Aurora ira-t-elle stériliser en Belgique ?

La jeune société Aurora a signé un accord de licence avec la SATT pour exploiter une technologie disruptive de stérilisation par plasma froid. Mais elle risque de s'implanter en Belgique.

 

C'est une petite révolution dans le monde du dispositif médical que porte la société Aurora, basée à Wasquehal et incubée par Eurasanté. Créée en mars 2019 par Yan Laarman, Thomas Parias et Jean-François Mallinjoud, la société compte déployer une invention issue de l'université de Reims-Champagne Ardenne (URCA) et du Critt-MDTS, détenteurs du brevet, au terme d'années de recherche démarrées en 2005, par les équipes respectives de Sophie Gangloff et Jean-Marc Popot . Il s'agit d'une technologie de stérilisation, dite Plasster, par plasma d'oxygène à froid, qui est présenté comme non toxique, non agressif, utilisant peu d'énergie et très efficace y compris pour des dispositifs mé-dicaux de grande taille.
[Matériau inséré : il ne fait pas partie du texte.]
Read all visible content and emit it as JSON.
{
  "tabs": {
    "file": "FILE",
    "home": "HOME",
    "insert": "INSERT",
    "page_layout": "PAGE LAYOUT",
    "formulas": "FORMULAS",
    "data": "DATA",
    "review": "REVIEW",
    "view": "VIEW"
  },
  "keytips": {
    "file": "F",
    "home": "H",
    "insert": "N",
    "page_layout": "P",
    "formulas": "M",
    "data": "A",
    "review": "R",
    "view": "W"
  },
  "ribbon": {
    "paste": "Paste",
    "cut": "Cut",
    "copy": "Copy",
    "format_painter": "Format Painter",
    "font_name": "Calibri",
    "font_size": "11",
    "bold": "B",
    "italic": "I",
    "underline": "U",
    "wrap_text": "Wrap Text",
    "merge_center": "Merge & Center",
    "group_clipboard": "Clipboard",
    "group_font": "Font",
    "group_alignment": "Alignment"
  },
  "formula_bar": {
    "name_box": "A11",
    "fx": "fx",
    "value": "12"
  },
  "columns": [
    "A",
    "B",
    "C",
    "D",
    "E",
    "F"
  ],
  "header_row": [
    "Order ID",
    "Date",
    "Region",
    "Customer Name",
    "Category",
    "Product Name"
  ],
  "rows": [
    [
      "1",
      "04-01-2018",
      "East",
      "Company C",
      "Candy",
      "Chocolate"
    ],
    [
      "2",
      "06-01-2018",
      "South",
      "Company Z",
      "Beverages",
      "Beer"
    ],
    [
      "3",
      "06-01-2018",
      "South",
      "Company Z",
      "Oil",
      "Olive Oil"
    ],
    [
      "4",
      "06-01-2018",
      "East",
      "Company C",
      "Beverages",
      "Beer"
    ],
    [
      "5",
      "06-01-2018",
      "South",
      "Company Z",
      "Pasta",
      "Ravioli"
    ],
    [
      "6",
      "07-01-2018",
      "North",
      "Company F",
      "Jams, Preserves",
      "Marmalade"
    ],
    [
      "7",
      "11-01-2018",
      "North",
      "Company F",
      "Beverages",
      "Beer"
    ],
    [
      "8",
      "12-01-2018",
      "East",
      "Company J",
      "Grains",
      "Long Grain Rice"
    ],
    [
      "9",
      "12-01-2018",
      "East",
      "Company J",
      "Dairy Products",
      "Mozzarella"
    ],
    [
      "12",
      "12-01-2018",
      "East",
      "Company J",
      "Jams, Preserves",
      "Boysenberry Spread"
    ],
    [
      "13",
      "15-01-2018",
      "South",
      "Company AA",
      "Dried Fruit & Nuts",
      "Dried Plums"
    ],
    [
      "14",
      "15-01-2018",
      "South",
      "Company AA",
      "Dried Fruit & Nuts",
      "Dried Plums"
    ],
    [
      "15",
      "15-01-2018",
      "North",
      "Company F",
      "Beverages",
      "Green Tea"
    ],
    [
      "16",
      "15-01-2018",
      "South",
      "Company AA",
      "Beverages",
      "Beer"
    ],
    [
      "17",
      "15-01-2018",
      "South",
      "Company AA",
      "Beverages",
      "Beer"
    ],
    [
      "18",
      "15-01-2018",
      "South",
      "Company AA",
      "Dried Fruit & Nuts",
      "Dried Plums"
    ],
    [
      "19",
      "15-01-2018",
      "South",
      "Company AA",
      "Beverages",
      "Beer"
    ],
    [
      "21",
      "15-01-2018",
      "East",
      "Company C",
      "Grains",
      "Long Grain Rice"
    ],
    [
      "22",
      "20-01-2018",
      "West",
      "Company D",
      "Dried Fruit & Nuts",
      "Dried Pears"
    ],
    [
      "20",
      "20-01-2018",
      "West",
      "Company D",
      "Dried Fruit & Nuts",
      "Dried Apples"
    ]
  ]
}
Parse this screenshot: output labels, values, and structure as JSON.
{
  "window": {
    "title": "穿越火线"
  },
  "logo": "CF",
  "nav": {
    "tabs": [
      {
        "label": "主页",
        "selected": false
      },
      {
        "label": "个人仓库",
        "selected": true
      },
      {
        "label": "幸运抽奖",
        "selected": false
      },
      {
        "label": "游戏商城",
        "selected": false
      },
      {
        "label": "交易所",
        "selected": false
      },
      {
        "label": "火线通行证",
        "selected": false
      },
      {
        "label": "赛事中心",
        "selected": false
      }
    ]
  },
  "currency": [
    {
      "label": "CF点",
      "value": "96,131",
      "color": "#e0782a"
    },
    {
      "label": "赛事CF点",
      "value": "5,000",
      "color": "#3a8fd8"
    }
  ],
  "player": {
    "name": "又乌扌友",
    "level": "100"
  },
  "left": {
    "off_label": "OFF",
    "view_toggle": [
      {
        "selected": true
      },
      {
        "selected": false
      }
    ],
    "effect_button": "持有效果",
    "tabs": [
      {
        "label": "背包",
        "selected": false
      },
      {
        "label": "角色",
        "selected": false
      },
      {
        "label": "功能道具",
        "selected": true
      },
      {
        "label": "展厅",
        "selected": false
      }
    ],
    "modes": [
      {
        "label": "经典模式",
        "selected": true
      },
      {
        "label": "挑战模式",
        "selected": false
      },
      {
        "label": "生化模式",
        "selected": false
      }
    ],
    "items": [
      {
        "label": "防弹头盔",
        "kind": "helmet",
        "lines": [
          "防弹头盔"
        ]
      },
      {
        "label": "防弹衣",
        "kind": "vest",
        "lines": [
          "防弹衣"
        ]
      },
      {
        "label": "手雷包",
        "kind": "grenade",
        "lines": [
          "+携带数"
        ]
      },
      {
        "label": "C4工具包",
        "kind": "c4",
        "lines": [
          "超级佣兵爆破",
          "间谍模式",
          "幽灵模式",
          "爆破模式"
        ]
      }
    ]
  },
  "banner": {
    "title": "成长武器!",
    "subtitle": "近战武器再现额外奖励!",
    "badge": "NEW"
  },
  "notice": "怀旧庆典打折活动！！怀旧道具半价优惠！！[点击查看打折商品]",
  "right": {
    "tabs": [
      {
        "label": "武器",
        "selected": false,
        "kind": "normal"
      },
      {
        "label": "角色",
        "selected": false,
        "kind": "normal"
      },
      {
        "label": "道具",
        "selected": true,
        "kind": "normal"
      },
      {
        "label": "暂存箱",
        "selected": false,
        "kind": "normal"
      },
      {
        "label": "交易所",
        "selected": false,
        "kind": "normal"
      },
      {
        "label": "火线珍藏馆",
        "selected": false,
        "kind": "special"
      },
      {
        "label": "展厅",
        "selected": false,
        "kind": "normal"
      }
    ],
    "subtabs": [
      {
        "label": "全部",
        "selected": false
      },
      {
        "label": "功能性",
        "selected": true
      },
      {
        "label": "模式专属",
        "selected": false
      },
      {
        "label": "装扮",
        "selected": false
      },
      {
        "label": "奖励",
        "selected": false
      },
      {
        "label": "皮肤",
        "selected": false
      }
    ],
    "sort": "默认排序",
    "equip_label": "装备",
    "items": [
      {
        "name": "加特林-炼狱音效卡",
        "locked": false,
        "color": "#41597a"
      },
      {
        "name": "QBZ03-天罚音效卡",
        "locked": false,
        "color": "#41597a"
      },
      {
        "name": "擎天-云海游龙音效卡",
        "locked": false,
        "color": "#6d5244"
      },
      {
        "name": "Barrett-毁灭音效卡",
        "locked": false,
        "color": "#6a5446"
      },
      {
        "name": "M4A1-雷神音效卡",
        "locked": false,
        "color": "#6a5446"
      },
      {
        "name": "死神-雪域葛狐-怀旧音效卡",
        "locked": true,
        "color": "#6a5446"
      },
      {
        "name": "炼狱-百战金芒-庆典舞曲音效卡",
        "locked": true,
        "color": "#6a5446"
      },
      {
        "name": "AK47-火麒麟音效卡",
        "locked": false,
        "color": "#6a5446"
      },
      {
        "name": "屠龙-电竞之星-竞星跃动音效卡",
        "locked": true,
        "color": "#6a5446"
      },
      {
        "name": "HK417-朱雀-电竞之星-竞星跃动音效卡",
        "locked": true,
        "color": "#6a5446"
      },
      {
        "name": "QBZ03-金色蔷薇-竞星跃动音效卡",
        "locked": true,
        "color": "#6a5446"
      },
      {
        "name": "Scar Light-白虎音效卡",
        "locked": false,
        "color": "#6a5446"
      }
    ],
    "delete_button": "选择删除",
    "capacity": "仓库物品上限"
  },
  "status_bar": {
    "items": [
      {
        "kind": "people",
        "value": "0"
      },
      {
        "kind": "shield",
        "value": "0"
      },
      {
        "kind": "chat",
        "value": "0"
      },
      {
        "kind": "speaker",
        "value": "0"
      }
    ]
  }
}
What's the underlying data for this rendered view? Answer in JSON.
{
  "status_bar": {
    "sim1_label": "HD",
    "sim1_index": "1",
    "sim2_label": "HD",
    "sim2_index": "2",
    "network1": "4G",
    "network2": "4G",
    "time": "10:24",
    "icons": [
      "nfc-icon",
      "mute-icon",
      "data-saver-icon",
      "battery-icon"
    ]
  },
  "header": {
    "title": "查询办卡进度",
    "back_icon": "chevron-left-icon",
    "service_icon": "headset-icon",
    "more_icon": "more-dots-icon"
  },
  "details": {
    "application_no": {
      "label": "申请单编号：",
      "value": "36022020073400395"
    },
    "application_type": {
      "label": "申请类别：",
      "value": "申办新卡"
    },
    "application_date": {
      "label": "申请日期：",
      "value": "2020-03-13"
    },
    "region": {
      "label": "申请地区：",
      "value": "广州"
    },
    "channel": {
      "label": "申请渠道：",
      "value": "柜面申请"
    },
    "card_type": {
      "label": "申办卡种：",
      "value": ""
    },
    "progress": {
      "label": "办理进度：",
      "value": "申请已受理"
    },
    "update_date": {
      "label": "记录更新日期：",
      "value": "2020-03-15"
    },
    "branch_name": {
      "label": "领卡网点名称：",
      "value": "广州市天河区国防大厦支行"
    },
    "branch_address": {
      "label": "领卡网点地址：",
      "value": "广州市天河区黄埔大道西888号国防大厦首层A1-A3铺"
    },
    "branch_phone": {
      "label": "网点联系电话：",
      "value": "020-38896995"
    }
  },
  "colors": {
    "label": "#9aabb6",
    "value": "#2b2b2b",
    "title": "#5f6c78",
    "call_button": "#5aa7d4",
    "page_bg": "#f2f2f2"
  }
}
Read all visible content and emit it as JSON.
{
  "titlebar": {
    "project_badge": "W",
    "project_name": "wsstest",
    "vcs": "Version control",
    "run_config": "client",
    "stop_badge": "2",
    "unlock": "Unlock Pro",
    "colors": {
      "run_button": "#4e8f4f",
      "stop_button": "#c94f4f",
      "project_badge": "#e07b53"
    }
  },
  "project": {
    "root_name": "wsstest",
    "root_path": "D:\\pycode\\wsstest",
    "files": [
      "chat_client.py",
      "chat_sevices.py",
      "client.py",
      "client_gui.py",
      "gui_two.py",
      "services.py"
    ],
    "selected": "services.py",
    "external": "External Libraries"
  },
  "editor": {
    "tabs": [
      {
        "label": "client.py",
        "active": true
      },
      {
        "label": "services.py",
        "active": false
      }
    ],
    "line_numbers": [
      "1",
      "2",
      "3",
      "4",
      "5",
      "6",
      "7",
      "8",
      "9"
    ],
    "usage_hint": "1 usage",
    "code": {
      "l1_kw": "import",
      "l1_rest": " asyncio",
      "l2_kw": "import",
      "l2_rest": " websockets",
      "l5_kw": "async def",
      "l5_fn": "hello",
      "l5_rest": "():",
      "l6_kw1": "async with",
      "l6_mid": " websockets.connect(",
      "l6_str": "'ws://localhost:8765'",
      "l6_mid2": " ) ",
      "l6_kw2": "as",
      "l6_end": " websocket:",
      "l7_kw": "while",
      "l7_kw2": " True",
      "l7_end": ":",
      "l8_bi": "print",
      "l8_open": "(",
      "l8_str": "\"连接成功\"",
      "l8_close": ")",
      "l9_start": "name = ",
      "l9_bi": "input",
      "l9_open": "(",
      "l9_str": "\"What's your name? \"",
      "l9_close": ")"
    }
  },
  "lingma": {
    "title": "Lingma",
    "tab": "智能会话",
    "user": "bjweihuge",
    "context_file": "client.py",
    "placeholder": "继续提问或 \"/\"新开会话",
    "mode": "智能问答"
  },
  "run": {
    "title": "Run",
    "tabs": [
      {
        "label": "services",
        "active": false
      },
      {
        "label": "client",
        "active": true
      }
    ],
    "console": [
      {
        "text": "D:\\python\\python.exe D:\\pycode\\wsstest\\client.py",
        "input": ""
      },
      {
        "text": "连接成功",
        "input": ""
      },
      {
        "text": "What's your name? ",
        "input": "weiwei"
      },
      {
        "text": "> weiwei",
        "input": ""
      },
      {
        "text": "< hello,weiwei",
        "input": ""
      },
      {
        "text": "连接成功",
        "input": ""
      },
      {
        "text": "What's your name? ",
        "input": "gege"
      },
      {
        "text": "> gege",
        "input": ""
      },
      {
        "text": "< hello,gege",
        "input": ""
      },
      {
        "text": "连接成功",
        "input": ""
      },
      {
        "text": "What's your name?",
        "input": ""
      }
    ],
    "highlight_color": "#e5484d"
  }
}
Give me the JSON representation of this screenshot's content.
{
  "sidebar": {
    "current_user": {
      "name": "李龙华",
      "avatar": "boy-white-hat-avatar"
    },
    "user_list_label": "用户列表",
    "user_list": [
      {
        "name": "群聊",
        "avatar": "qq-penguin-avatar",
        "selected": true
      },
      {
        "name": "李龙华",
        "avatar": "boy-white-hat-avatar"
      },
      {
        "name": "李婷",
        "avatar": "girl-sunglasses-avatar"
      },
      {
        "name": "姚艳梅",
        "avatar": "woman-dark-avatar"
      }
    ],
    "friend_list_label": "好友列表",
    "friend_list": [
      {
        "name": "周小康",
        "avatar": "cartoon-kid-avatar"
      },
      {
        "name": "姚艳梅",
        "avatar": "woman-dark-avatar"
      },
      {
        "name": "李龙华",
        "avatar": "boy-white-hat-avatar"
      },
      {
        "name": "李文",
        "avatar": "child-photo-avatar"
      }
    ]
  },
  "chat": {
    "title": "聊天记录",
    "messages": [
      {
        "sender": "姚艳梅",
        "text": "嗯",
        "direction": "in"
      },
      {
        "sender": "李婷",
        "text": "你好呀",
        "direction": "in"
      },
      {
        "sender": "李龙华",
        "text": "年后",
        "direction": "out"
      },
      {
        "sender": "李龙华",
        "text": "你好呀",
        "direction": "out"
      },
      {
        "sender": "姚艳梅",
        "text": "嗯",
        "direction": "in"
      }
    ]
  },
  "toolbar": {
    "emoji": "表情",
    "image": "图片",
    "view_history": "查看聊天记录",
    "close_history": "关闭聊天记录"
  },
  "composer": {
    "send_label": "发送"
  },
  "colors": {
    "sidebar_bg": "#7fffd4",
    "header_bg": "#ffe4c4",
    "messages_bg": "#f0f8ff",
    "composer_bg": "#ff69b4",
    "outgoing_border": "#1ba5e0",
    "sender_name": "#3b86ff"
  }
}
Le dispositif médical peut être stérilisé dans son emballage final. « Cela fait quarante ans qu'il n'y avait pas eu de rupture technologique », vante Yan Laarman, pdg d'Aurora. Or il existe quatre autres familles de procédés, qui toutes posent des problèmes : par vapeur d'eau saturée, en autoclave, par rayonnements ionisants (rayons gamma), par péroxyde d'oxygène ou par oxyde d'éthylène. Des systèmes qui peuvent endommager certains matériaux, comme les polymères souples, ou les biopolymères utilisés pour certaines prothèses résorbables, qui peuvent laisser des résidus toxiques. « Les trois quarts des endoscopes utilisés aujourd'hui ne sont pas stérilisables en hôpital en raison de leurs formes complexes, ce qui provoque de très nombreuses infections nosocomiales », pointe le dirigeant.

 

Lille ou la Belgique

Déjà deux prototypes ont été réalisés «de la taille d'un gros frigo américain », et la société doit maintenant en concevoir un troisième appelé à porter le marquage CE, sésame indispensable pour attaquer le marché hospitalier. Celui-ci est chiffré à 1,5 milliard d'euros, en croissance annuelle de 5 à 10%. Aurora vise aussi un autre segment, celui de la stérilisation industrielle, estimé quant à lui à 3 milliards d'euros.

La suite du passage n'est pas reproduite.